Consider now placing heavier and heavier, and more and more concentrated weights on the rubber sheet. They will depress the sheet more and more. Eventually, at a critical weight and size, they will make a bottomless hole in the sheet, which particles can fall into, but nothing can get out of.

What happens in space-time according to General Relativity is rather similar. A star will curve and distort the space-time near it, more and more, the more massive and more compact the star is. If a massive star, which has burnt up its nuclear fuel, cools and shrinks below a critical size, it will quite literally make a bottomless hole in space-time, that light can't get out of. Such objects were given the name Black Holes, by the American physicist John Wheeler, who was one of the first to recognise their importance, and the problems they pose. The name caught on quickly. To Americans, it suggested something dark and mysterious, while to the British, there was the added resonance of the Black Hole of Calcutta.

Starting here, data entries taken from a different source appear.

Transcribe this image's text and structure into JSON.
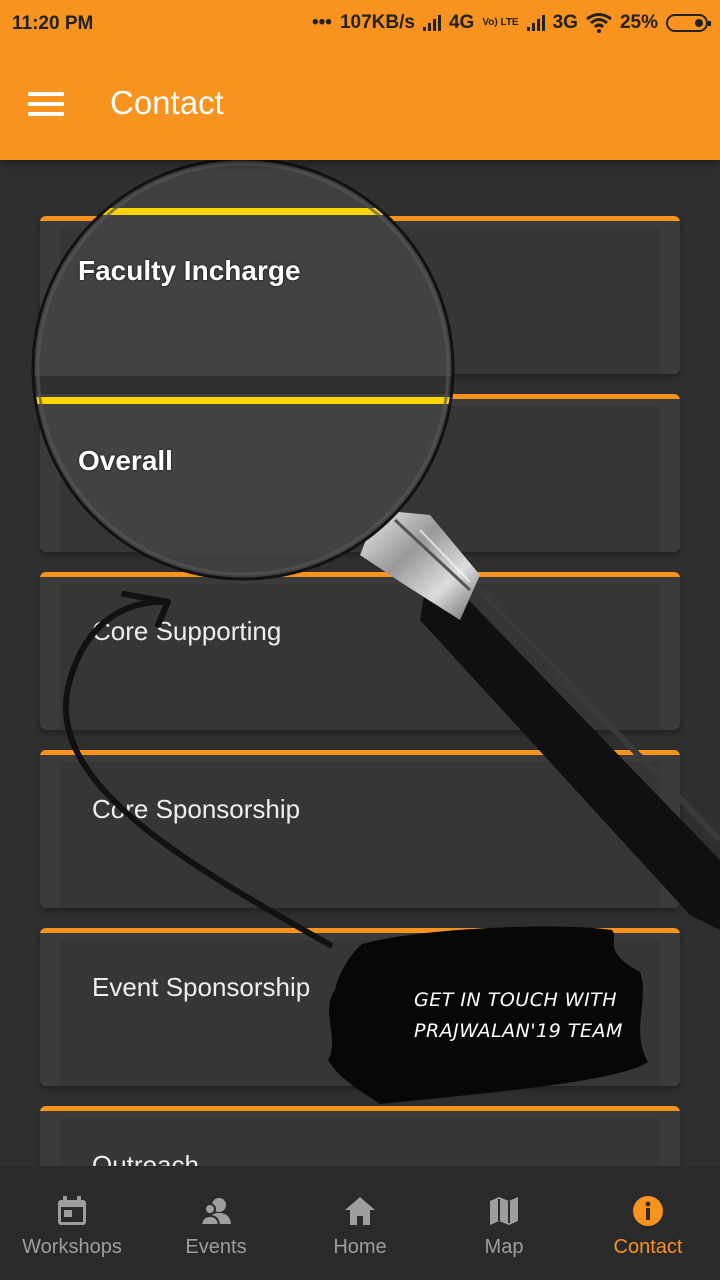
{
  "status": {
    "time": "11:20 PM",
    "dots": "•••",
    "speed": "107KB/s",
    "net1": "4G",
    "volte": "Vo) LTE",
    "net2": "3G",
    "battery": "25%"
  },
  "appbar": {
    "title": "Contact",
    "menu_icon": "hamburger-menu-icon"
  },
  "cards": [
    {
      "label": "Faculty Incharge"
    },
    {
      "label": "Overall"
    },
    {
      "label": "Core Supporting"
    },
    {
      "label": "Core Sponsorship"
    },
    {
      "label": "Event Sponsorship"
    },
    {
      "label": "Outreach"
    }
  ],
  "promo": {
    "line1": "GET IN TOUCH WITH",
    "line2": "PRAJWALAN'19 TEAM"
  },
  "bottom_nav": {
    "items": [
      {
        "label": "Workshops",
        "icon": "calendar-icon"
      },
      {
        "label": "Events",
        "icon": "people-icon"
      },
      {
        "label": "Home",
        "icon": "home-icon"
      },
      {
        "label": "Map",
        "icon": "map-icon"
      },
      {
        "label": "Contact",
        "icon": "info-icon",
        "active": true
      }
    ]
  },
  "colors": {
    "accent": "#f7931e",
    "background": "#2f2f2f",
    "card": "#3b3b3b",
    "highlight": "#ffd600"
  }
}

But the French, being French, saw a more risqué meaning. For years, they resisted the name, trou noir, claiming it was obscene. But that was a bit like trying to stand against le weekend, and other franglais. In the end, they had to give in. Who can resist a name that is such a winner?

We now have observations that point to black holes in a number of objects, from binary star systems, to the centre of galaxies. So it is now generally accepted that black holes exist. But, apart from their potential for science fiction, what is their significance for determinism. The answer lies in a bumper sticker that I used to have on the door of my office: Black Holes are Out of Sight. Not only do the particles and unlucky astronauts that fall into a black hole, never come out again, but also the information that they carry, is lost forever, at least from our region of the universe. You can throw television sets, diamond rings, or even your worst enemies into a black hole, and all the black hole will remember, is the total mass, and the state of rotation. John Wheeler called this, 'A Black Hole Has No Hair.' To the French, this just confirmed their suspicions.

As long as it was thought that black holes would continue to exist forever, this loss of information didn't seem to matter too much. One could say that the information still existed inside the black hole. It is just that one can't tell what it is, from the outside. However, the situation changed, when I discovered that black holes aren't completely black. Quantum mechanics causes them to send out particles and radiation at a steady rate. This result came as a total surprise to me, and everyone else. But with hindsight, it should have been obvious. What we think of as empty space is not really empty, but it is filled with pairs of particles and anti particles. These appear together at some point of space and time, move apart, and then come together and annihilate each other. These particles and anti particles occur because a field, such as the fields that carry light and gravity, can't be exactly zero. That would mean that the value of the field, would have both an exact position (at zero), and an exact speed or rate of change (also zero). This would be against the Uncertainty Principle, just as a particle can't have both an exact position, and an exact speed. So all fields must have what are called, vacuum fluctuations. Because of the quantum behaviour of nature, one can interpret these vacuum fluctuations, in terms of particles and anti particles, as I have described.